In U.S. ex rel Gage v. Davis S.R. Aviation, LLC, the U.S. Court of Appeals for the Fifth Circuit confirmed the high degree of specificity needed to successfully plead a claim under the False Claims Act (FCA). Affirming the lower court’s dismissal on Rule 9(b) grounds, the court held that a plaintiff who alleged that certain government contractors defrauded the government by improperly reselling salvaged aircraft parts failed to plead the “who, what, when, where and how” of the alleged scheme. Specifically, the court held that plaintiffs who assert a false claim based on a failure to meet a contractual provision must allege the exact contractual provision that was breached and set forth the exact nature of that breach.

The plaintiff claimed that the defendants had salvaged certain aircraft parts from a crashed civilian aircraft and resold the allegedly defective parts to the U.S. government for use in military aircraft. As the plaintiff had not alleged that the defendants had expressly certified that the parts sold to the government complied with any statute, regulation or contractual provision, the Fifth Circuit assumed, without deciding, that implied certification is a valid theory of FCA liability. Even under that relaxed standard, however, the court found the plaintiff’s allegations lacking.

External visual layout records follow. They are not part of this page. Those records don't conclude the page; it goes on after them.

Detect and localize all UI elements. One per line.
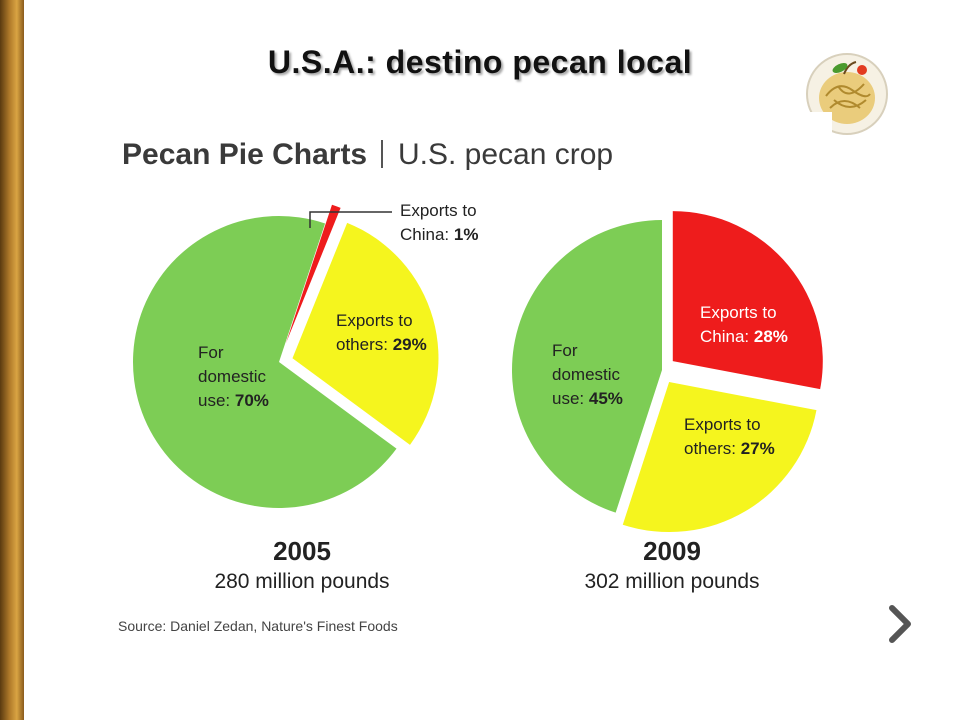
pie-2005-slice-0 bbox=[285, 204, 341, 344]
chart-subtitle: U.S. pecan crop bbox=[398, 138, 613, 171]
pie-2005-label-2: For domestic use: 70% bbox=[198, 343, 269, 410]
pie-2005-leader-line-0 bbox=[309, 211, 392, 228]
decorative-side-bar bbox=[0, 0, 24, 720]
pie-2009-slice-1 bbox=[622, 382, 817, 533]
pie-2005-total-label: 280 million pounds bbox=[214, 570, 389, 593]
pie-2005-slice-2 bbox=[133, 216, 397, 508]
pie-2009-label-1: Exports to others: 27% bbox=[684, 415, 775, 458]
chart-title: Pecan Pie Charts bbox=[122, 138, 367, 171]
pie-2005-label-1: Exports to others: 29% bbox=[336, 311, 427, 354]
pie-2009-label-0: Exports to China: 28% bbox=[700, 303, 788, 346]
pie-2005-label-0: Exports to China: 1% bbox=[400, 201, 478, 244]
pie-2009-slice-0 bbox=[672, 211, 823, 390]
chart-source: Source: Daniel Zedan, Nature's Finest Fo… bbox=[118, 618, 398, 634]
pie-2009-year-label: 2009 bbox=[643, 536, 701, 566]
pecan-pie-charts: Pecan Pie Charts U.S. pecan crop Exports… bbox=[116, 112, 832, 634]
pie-2009-total-label: 302 million pounds bbox=[584, 570, 759, 593]
pie-2005-slice-1 bbox=[292, 222, 439, 445]
pies-group: Exports to China: 1% Exports to others: 29%… bbox=[133, 201, 823, 593]
pie-2009-label-2: For domestic use: 45% bbox=[552, 341, 623, 408]
slide-title: U.S.A.: destino pecan local bbox=[267, 44, 693, 80]
pie-2005-year-label: 2005 bbox=[273, 536, 331, 566]
pie-2009-slice-2 bbox=[512, 220, 662, 513]
chevron-right-icon[interactable] bbox=[880, 596, 920, 652]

The court held that the plaintiff had failed to allege that any implied false certification was material because the plaintiff had not identified any specific contractual provision that the parts sale had violated. The plaintiff alleged that the re-use of salvaged parts violated several provisions of the Federal Acquisition Regulation (FAR) and the Defense Federal Acquisition Regulation Supplement (DFARS). While some courts have held that a violation of federal regulations can form the basis of an FCA claim, here, the Fifth Circuit held that the plaintiff had not sufficiently alleged that these regulations were applicable or that they had been incorporated into the contract under which the government purchased the parts.

The plaintiff argued that, while he had not seen the contract because it was classified, the contract must contain the FAR and DFARS provisions, because such inclusion was mandatory in government contracts. But the court rejected that contention, noting regulatory provisions stating that the inclusion of FAR and DFARS provisions may be waived. Thus, because the plaintiff had no basis to allege with certainty that these provisions were included in the contract, he could not allege that the contract had been breached. Therefore, the court held, the plaintiff had no basis to claim that the alleged violation of the FAR and DFARS provisions were material to the government’s decision to pay. According to the court, the plaintiff’s claim was “necessarily speculative” without “particularized and plausible identification” of the contractual provision allegedly violated.

The court’s holding re-affirms the high level of pleading detail needed to pursue a claim under the implied certification theory of FCA liability.